A recent study published in Cell Metabolism found that two popular forms of the diet—a 4-hour eating window and a 6-hour eating window—are both effective when it comes to weight loss.
Researchers separated study participants into two groups. One group was told to eat only between 1 p.m. and 5 p.m., while the other ate between 1 p.m. and 7 p.m. They were allowed to eat whatever they wanted in those time frames, but could only drink water or zero-calorie beverages for the rest of the day. A control group maintained their weight and usual diet and exercise routines.
After 10 weeks, both of the fasting groups had eaten about 550 less calories than usual each day without actually counting calories. They also lost 3 percent of their body weight on average. Compared to the control group, the fasting groups also had lower insulin resistance and oxidative stress levels by the end of the study.
“The findings of this study are promising and reinforce what we’ve seen in other studies — fasting diets are a viable option for people who want to lose weight, especially for people who do not want to count calories or find other diets to be fatiguing,” Krista Varady, study author and professor of nutrition at the UIC College of Applied Health Sciences, said in a release.
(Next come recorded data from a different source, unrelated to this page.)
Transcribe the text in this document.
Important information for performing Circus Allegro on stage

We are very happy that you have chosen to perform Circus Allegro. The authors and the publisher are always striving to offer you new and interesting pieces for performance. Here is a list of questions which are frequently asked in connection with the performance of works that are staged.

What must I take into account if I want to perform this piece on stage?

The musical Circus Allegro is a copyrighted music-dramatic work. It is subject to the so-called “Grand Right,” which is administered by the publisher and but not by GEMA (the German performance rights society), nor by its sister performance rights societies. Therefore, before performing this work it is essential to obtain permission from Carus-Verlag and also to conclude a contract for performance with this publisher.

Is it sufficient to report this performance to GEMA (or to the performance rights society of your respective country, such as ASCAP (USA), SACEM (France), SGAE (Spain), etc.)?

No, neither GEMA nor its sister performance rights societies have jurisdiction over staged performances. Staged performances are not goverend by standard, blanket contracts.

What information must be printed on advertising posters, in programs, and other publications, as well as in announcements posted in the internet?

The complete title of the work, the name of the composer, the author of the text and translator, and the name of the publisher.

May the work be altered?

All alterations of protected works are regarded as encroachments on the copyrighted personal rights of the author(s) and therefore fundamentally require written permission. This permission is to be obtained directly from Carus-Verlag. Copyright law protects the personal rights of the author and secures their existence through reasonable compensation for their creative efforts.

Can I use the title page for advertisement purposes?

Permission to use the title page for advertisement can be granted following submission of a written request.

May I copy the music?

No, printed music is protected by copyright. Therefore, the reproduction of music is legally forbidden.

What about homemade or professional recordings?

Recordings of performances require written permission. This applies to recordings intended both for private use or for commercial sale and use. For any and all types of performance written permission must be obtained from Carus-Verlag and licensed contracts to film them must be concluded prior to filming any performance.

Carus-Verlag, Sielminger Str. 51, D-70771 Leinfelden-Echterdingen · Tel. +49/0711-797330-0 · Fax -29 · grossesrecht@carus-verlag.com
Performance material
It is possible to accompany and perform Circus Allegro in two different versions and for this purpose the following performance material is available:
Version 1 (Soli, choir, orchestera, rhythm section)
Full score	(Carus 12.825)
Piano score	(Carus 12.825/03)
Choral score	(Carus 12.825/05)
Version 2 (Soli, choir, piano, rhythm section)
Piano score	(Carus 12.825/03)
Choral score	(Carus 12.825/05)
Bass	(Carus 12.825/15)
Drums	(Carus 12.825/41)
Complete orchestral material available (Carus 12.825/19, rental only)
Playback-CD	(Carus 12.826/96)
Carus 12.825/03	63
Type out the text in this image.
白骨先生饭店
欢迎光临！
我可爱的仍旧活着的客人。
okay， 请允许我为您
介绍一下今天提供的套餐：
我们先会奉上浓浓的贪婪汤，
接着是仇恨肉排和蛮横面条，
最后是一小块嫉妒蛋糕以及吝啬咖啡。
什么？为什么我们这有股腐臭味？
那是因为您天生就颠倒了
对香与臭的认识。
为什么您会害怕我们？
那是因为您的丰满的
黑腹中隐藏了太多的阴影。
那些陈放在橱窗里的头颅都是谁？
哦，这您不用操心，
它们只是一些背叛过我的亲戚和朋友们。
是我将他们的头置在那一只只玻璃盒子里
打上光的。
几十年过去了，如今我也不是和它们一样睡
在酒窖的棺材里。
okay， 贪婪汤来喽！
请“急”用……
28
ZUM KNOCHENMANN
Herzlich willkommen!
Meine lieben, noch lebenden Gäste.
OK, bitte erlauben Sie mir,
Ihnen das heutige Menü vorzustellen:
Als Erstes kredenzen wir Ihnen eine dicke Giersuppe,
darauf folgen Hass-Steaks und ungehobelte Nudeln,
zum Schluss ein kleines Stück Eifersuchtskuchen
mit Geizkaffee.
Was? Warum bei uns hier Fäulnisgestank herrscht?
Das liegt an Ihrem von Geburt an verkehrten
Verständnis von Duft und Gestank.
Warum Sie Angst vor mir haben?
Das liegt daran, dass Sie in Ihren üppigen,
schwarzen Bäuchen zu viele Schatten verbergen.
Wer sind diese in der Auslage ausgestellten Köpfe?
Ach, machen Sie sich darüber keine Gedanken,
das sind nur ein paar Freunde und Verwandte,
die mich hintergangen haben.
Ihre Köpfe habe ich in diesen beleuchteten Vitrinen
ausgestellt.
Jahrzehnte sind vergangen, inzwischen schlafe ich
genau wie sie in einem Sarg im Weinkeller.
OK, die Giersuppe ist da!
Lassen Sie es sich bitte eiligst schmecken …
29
In the end, there wasn’t a notable difference between the weight loss or overall health results of the 4-hour fasting window group and the 6-hour fasting window group. That’s good news for anyone who would rather get an extra couple hours of eating in every day.
“It’s also telling that there was no added weight loss benefit for people who sustained a longer fast,” Varady said. “Until we have further studies that directly compare the two diets or seek to study the optimal time for fasting, these results suggest that the 6-hour fast might make sense for most people who want to pursue a daily fasting diet.”